I am running this code daily and I am saving the output on some chosen location:
def aggConnections()(input: DataFrame) = {
input
.groupBy (
$"spid" (0).as ("domain_userid"),
$"cxid" (0).as ("key_id") )
.agg (
min ($"Time").as ("first_seen"),
max ($"Time").as ("last_seen") )
.select ($"domain_userid", $"key_id",
lit ("cxense_id").as ("key_source"),
lit (1).as ("times_seen"),
$"first_seen", $"last_seen")
.filter($"domain_userid".isNotNull && $"key_id".isNotNull)
}
val requests = spark.read.parquet("day1").transform(aggConnections())
spid is an array and it looks like this:
spid:array
element:string
That's why I had to access it like $"spid" (0).as ("domain_userid")

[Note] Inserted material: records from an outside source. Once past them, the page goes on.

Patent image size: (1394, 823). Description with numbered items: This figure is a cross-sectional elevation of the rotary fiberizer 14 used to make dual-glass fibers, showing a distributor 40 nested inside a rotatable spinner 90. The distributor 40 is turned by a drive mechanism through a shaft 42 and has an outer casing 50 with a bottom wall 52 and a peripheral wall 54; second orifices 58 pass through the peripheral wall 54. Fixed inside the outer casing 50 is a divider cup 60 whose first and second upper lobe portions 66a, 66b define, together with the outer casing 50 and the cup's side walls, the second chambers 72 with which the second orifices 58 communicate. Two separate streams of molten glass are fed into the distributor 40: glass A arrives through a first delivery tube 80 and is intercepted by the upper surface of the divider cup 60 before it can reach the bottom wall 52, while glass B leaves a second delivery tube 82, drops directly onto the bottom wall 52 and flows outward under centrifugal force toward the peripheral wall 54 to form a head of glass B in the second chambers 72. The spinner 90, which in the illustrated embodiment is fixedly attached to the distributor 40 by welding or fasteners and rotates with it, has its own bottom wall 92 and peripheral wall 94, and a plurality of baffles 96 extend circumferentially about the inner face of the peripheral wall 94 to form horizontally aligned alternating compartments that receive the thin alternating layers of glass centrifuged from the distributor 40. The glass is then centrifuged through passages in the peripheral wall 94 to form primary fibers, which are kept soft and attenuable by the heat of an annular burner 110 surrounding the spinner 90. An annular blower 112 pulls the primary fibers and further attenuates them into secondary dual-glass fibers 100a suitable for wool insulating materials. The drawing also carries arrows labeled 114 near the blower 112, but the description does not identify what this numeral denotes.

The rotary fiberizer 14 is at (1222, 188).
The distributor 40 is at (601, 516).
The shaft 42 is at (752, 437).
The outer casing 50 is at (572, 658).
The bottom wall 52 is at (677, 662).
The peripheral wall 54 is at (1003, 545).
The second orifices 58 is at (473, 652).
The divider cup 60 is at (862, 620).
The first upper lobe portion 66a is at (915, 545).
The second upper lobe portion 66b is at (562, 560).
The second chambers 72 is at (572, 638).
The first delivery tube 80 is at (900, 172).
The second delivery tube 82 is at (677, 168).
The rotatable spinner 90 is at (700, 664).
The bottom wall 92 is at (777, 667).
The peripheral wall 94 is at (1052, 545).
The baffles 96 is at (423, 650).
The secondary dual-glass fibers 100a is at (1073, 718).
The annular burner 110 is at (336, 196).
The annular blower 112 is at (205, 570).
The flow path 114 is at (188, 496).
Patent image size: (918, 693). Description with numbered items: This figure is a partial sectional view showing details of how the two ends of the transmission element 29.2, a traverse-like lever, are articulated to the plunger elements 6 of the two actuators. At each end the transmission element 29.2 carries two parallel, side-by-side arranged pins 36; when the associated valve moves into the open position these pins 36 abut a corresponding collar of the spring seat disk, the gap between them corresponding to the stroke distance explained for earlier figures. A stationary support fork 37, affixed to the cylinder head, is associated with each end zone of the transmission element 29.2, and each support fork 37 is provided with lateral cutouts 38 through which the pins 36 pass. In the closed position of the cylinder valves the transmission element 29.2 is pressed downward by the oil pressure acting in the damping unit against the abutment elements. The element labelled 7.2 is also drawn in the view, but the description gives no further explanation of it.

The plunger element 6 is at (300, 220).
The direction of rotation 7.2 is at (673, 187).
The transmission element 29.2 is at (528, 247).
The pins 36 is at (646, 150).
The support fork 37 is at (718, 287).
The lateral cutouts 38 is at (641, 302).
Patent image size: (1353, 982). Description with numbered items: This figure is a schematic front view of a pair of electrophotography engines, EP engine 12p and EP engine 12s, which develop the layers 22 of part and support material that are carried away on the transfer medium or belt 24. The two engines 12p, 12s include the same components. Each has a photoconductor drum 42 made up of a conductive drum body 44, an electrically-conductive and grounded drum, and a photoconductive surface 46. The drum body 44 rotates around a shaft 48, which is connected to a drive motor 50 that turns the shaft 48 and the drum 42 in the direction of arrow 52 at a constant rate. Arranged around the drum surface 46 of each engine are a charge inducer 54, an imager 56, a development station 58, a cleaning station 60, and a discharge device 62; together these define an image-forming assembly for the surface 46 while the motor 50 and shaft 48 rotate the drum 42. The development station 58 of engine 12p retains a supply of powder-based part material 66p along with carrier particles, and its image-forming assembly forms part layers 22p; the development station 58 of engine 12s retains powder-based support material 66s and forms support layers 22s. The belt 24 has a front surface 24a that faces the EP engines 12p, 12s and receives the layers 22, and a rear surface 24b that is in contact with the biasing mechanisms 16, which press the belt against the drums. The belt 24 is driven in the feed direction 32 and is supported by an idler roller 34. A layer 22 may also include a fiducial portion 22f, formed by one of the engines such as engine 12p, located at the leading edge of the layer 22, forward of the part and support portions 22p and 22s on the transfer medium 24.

Unfortunately, on some days I get the following error when running this job on AWS EMR running Spark 3.0.1:
diagnostics: User class threw exception: org.apache.spark.sql.AnalysisException: cannot resolve '`spid`' given input columns: [AdUnitId, AudienceSegmentIds, BandWidth, BandwidthGroupId, BandwidthId, Browser, BrowserId, City, CityId, CmsMetadata, Country, CountryId, DeviceCategory, Domain, GfpContentId, IsCompanion, IsFilledRequest, IsInterstitial, IsVideoFallbackRequest, KeyPart, Metro, MetroId, MobileAppId, MobileCapability, MobileCarrier, MobileDevice, OS, OSId, OSVersion, PodPosition, PostalCode, PostalCodeId, PublisherProvidedID, RefererURL, Region, RegionId, RequestLanguage, RequestedAdUnitSizes, Time, TimeUsec2, UserId, VideoPosition, addefend, ads_enabled, app_name, app_version, bereidingstijd, brand, careerlevel, cat, category, categorycode, categoryname, channel_id, channel_title, cid, cmssource, companyname, compid, content_url, contentid, contentsubstype, crt_cpm, crt_size, cxid, cxsg, dc_yt, deviceid, dos, dossier, educationlevel, floor, fsr, gang, gdpr_applies, gdpr_consentstring, gelegenheid, hb_pb, hb_size, hour, ifa, industry, ingredient, iom, itemid, ix_apnx_om, ix_cdb_om, ix_imdi_cpm, jobtitle, k21, kage, kar, kauth, kembed, keuken, kgender, klg, ko, kpid, kvlg, kvz, kw, lat, long, mc_asset_type, mediation, model, moeilijkheid, origin, pag, pagetype, path, pay, pos, positie, production_id, productname, retailercode, retailername, rpfl_12108, screen, sector, shopid, show_id, show_title, soort, src, stad, starttype, station, subforum, tag, theme, top, video_duration, video_label, yt_vrallowed, ytdevice];; 'Aggregate ['spid[0], cxid#136[0]], ['spid[0] AS domain_userid#276, cxid#136[0] AS key_id#277, min(Time#0) AS first_seen#417, max(Time#0) AS last_seen#419]
I thought the problem was because the spid column was not present, howerver it is in the data when I check the schema. Therfore, I decided to test it more accurately on Databricks. The weird thing is that If I run this code on Databricks running the same Spark version 3.0.1 everything works fine on every day of data, including the ones that fail on EMR. I really can't explain what happens.